Ceux qui ont vu Orly Chap en concert savent combien elle est indomptable. Orly sait rugir ou caresser, comme un fauve qui sort ses griffes. Voix sauvage, univers hors format et fièvre rock’n’roll : voici une chanteuse qui ne cherche pas à rentrer dans le rang. Sorti en 2005, Bouille de lune, premier album enregistré après des années de concert, donnait déjà le ton, plein de dérision et de poésie, d’émotions fortes et de fantaisie. En 2008, avec Ma lueur clown, la bretonne confirme quelle est une artiste aussi singulière que passionnée. Le grain de sa voix respire le blues, le vrai, celui qui saisit à la gorge.

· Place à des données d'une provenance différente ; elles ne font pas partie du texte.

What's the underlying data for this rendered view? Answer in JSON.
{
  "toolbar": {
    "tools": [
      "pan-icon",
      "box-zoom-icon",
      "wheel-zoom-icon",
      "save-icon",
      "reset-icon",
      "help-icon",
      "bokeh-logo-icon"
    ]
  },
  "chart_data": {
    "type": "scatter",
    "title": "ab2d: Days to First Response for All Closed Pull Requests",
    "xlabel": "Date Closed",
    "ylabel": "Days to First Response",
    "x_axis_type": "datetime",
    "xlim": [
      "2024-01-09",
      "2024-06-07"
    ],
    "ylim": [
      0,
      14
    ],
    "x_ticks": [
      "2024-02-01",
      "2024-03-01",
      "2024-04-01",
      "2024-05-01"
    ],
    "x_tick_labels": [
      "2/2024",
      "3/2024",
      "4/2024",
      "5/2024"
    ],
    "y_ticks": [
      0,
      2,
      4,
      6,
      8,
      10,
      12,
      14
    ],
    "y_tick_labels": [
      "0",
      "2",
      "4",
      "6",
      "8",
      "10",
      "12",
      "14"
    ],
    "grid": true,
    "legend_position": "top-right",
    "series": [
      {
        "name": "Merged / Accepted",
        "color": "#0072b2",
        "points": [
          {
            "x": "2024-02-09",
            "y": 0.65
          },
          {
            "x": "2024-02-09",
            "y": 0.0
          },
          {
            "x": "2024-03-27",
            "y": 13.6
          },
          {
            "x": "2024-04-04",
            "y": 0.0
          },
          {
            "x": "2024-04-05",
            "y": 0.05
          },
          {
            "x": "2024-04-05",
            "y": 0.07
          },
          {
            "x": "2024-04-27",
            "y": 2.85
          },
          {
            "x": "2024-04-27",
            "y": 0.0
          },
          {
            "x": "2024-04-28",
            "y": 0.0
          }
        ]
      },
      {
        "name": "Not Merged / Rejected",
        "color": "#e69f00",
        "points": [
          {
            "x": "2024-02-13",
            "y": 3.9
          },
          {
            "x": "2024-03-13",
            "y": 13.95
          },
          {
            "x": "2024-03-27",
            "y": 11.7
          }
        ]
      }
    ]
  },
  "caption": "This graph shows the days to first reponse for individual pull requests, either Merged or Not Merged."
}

Août 2006. Après avoir défendu sur scène les chansons de Bouille de Lune avec une présence stupéfiante (« le public me fait me déchaîner », explique-t-elle) et assuré les première partie d’Arthur H et Dionysos, Orly goûte de nouveau à l’introspection et à la solitude de l’écriture. Pour l’aider à concevoir son deuxième album, elle s’adresse à deux réalisateurs : Côme Aguiar qui jouait de la basse avec elle sur scène, et Fabrice Laureau qui a été ingénieur du son et producteur pour Yann Tiersen, Françoiz Breut ou Herman Düne. Les deux réunis, ils ont l’idée de traiter les chansons d’Orly comme du blues contemporain. Ça tombe bien, Orly a une envie charnelle de jouer plus de guitare que sur Bouille de Lune afin d’exprimer plus directement ce qu’elle ressent. « Je ne suis pas une experte mais j’en joue à l’instinct », témoigne-t-elle.

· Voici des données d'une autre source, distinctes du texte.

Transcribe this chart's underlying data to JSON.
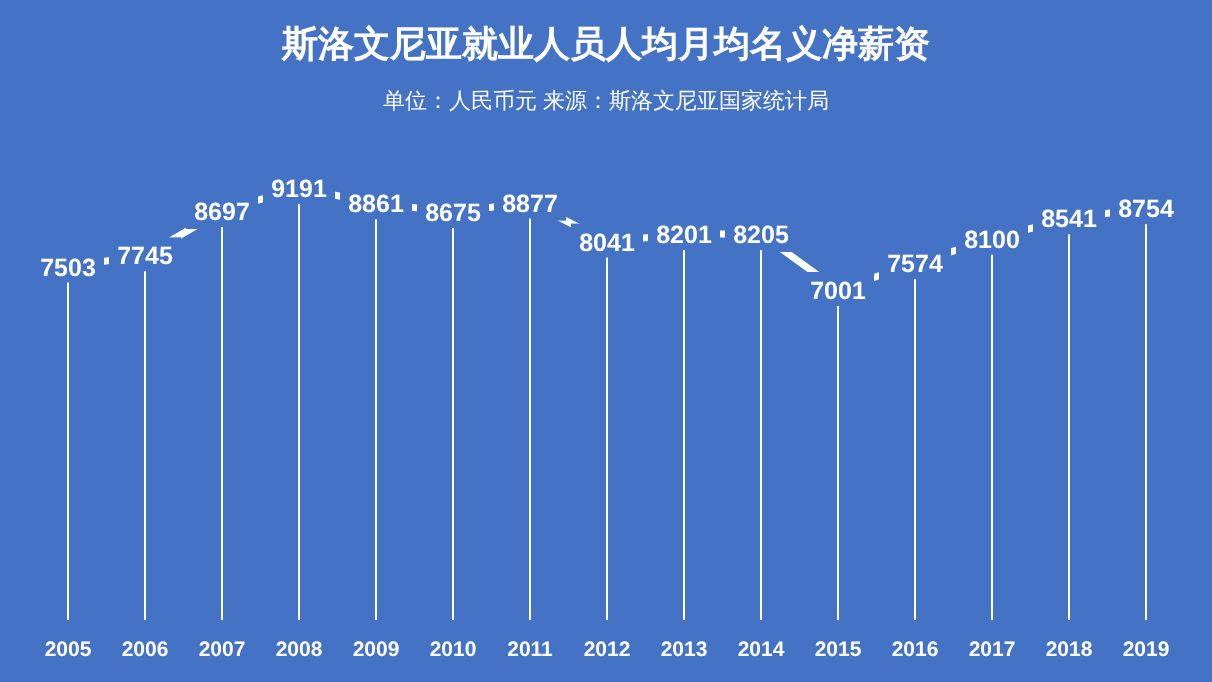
{
  "chart_data": {
    "type": "line",
    "title": "斯洛文尼亚就业人员人均月均名义净薪资",
    "subtitle": "单位：人民币元  来源：斯洛文尼亚国家统计局",
    "categories": [
      "2005",
      "2006",
      "2007",
      "2008",
      "2009",
      "2010",
      "2011",
      "2012",
      "2013",
      "2014",
      "2015",
      "2016",
      "2017",
      "2018",
      "2019"
    ],
    "values": [
      7503,
      7745,
      8697,
      9191,
      8861,
      8675,
      8877,
      8041,
      8201,
      8205,
      7001,
      7574,
      8100,
      8541,
      8754
    ],
    "color": "#ffffff",
    "data_labels": true,
    "line_style": "solid",
    "grid": "x"
  }
}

L’énergie de Ma lueur clown vient d’un parti pris minimaliste : aller à l’essence des chansons en laissant le timbre rauque d’Orly Chap nous emporter dans son monde d’écorchée vive. Les formes organiques et brutes de ce deuxième album s’accompagnent d’arrangements inventifs, construits dans une sorte de fièvre créatrice autour du chant habité d’Orly. Le trio qu’elle a formé avec les deux réalisateurs a pris des allures de laboratoire de recherche sonores: en studio, Côme et Fabrice ont même poussé la spontanéité jusqu’à utiliser le plan de travail de la cuisine pour enregistrer la rythmique de “Les Faits” !

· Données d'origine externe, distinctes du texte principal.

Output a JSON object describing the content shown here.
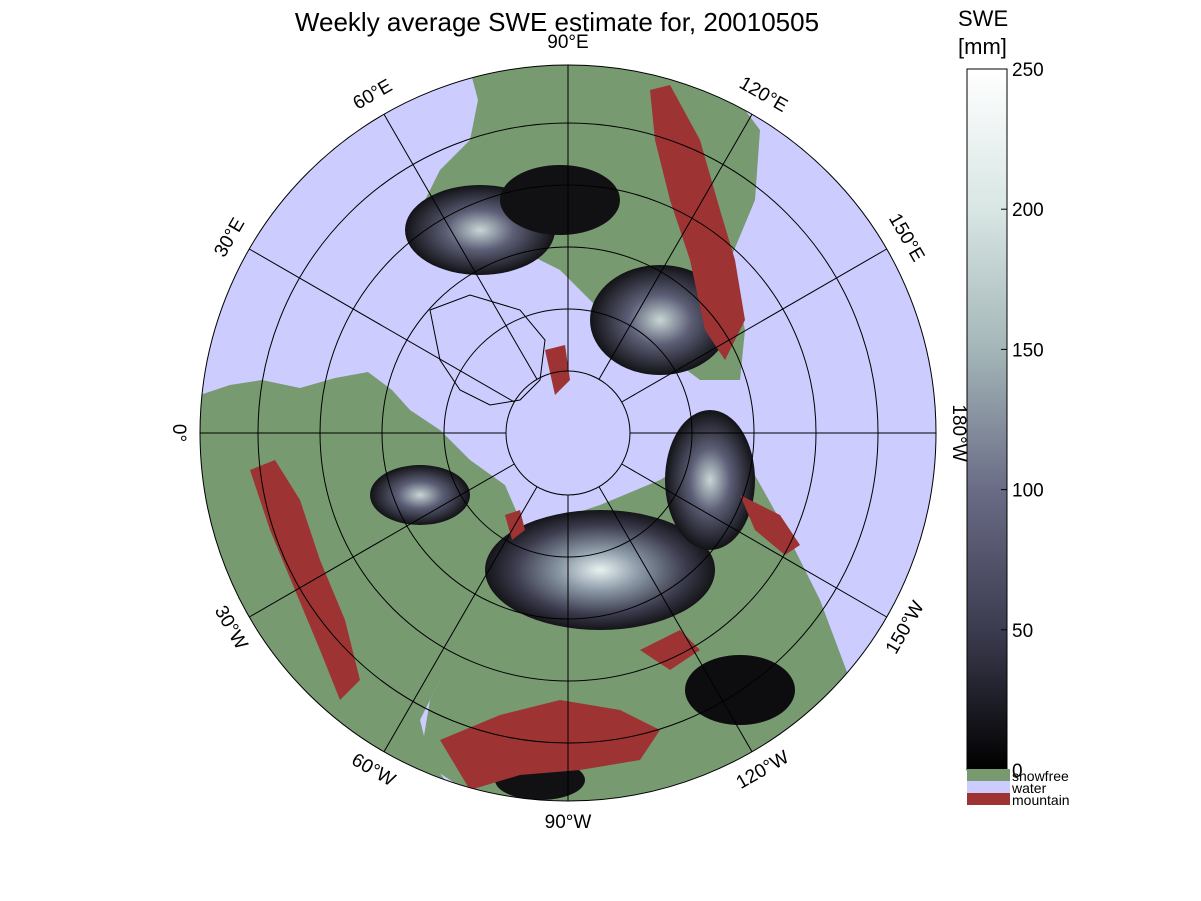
{
  "title": "Weekly average SWE estimate for, 20010505",
  "colorbar": {
    "label_line1": "SWE",
    "label_line2": "[mm]",
    "ticks": [
      "0",
      "50",
      "100",
      "150",
      "200",
      "250"
    ],
    "tick_values": [
      0,
      50,
      100,
      150,
      200,
      250
    ],
    "range": [
      0,
      250
    ],
    "colors": [
      "#000000",
      "#3c3c50",
      "#6a6c86",
      "#a4b6b8",
      "#d8e6e4",
      "#ffffff"
    ]
  },
  "legend": [
    {
      "label": "snowfree",
      "color": "#779a71"
    },
    {
      "label": "water",
      "color": "#ccccff"
    },
    {
      "label": "mountain",
      "color": "#9e3333"
    }
  ],
  "longitude_labels": [
    {
      "text": "90°W",
      "lon": -90
    },
    {
      "text": "120°W",
      "lon": -120
    },
    {
      "text": "150°W",
      "lon": -150
    },
    {
      "text": "180°W",
      "lon": 180
    },
    {
      "text": "150°E",
      "lon": 150
    },
    {
      "text": "120°E",
      "lon": 120
    },
    {
      "text": "90°E",
      "lon": 90
    },
    {
      "text": "60°E",
      "lon": 60
    },
    {
      "text": "30°E",
      "lon": 30
    },
    {
      "text": "0°",
      "lon": 0
    },
    {
      "text": "30°W",
      "lon": -30
    },
    {
      "text": "60°W",
      "lon": -60
    }
  ],
  "map": {
    "projection": "polar stereographic",
    "colors": {
      "water": "#ccccff",
      "land": "#779a71",
      "mountain": "#9e3333",
      "no_snow_dark": "#0a0a0a",
      "frame": "#000000"
    }
  }
}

Le résultat ? Un deuxième album qui révèle Orly Chap comme une voix des plus émouvantes du paysage français. Elle fait de la chanson avec un esprit rock : sons volontairement salis et saturés, accords torturés et tension rythmique habillent des compositions qui prônent la différence. Comme l’entêtant “S’il y a de la place”, plaidoyer pour plus de diversité dont Orly Chap partage le duo avec Arno. Deux voix qui ont du chien, soutenues par les musiciens du chanteur belge. Celle d’Orly a manifestement mûri, toujours capable d’envolées qui foutent le frisson (“Raison” sur fond de riffs de guitare nerveux et de handclaps) mais aussi de modulations plus sensuelles autour de mélodies prenantes. Sur sa reprise du “Controversy” de Prince (déjà entonné sur scène), Orly dévoile une facette plus groovy qui n’a rien à envier aux New-Yorkais éléctro-punk de The Rapture. Et puis il y a l’amour, cette chose qui l’anime en permanence et se trouve logiquement sous sa plume. Quand elle le chante, c’est toujours avec une conviction renversante (“Coquelicot” ou “Envie de vivre”) mais aussi beaucoup de dérision (“L’Amour avec un gros tas”, “Folle Dingue”). Elle n’hésite pas à prendre au corps les clichés amoureux (ce qu’elle appelle « l’amour niais ») pour mieux les étreindre, ce qui la rend encore plus attachante. La chanson “Ma Lueur clown” raconte expressément comment l’humour lui permet d’oublier les angoisses. « Il ne faut pas se prendre trop au sérieux. La chanson c’est une expression artistique mais destinée à divertir, amuser, ou faire partager des émotions ». Ce qu’elle réussit avec éclat et âme sur ce deuxième album qui dévoile ses charmes folks comme autant d’arômes différents. Dès la première écoute, Orly séduit.

Ses partis pris créatif et de production la rapprochent de The Dø. Tout comme eux, elle ne rentre dans aucune des cases. Les amateurs d’étiquettes y verront un inconvénient, les autres, un avantage.

 

Sur scène, cet endroit où Orly se sent si bien, une nouvelle vie commence pour les morceaux de Ma Lueur Clown. Avec une formation à la fois capable de subtilité et de prestations énergiques, elle va livrer des versions moins intimistes et plus électriques.

Orly Chap c’est l’engagement du corps d’une Janis, la voix d’une chanteuse du Mississippi sur des textes façon Art Brut.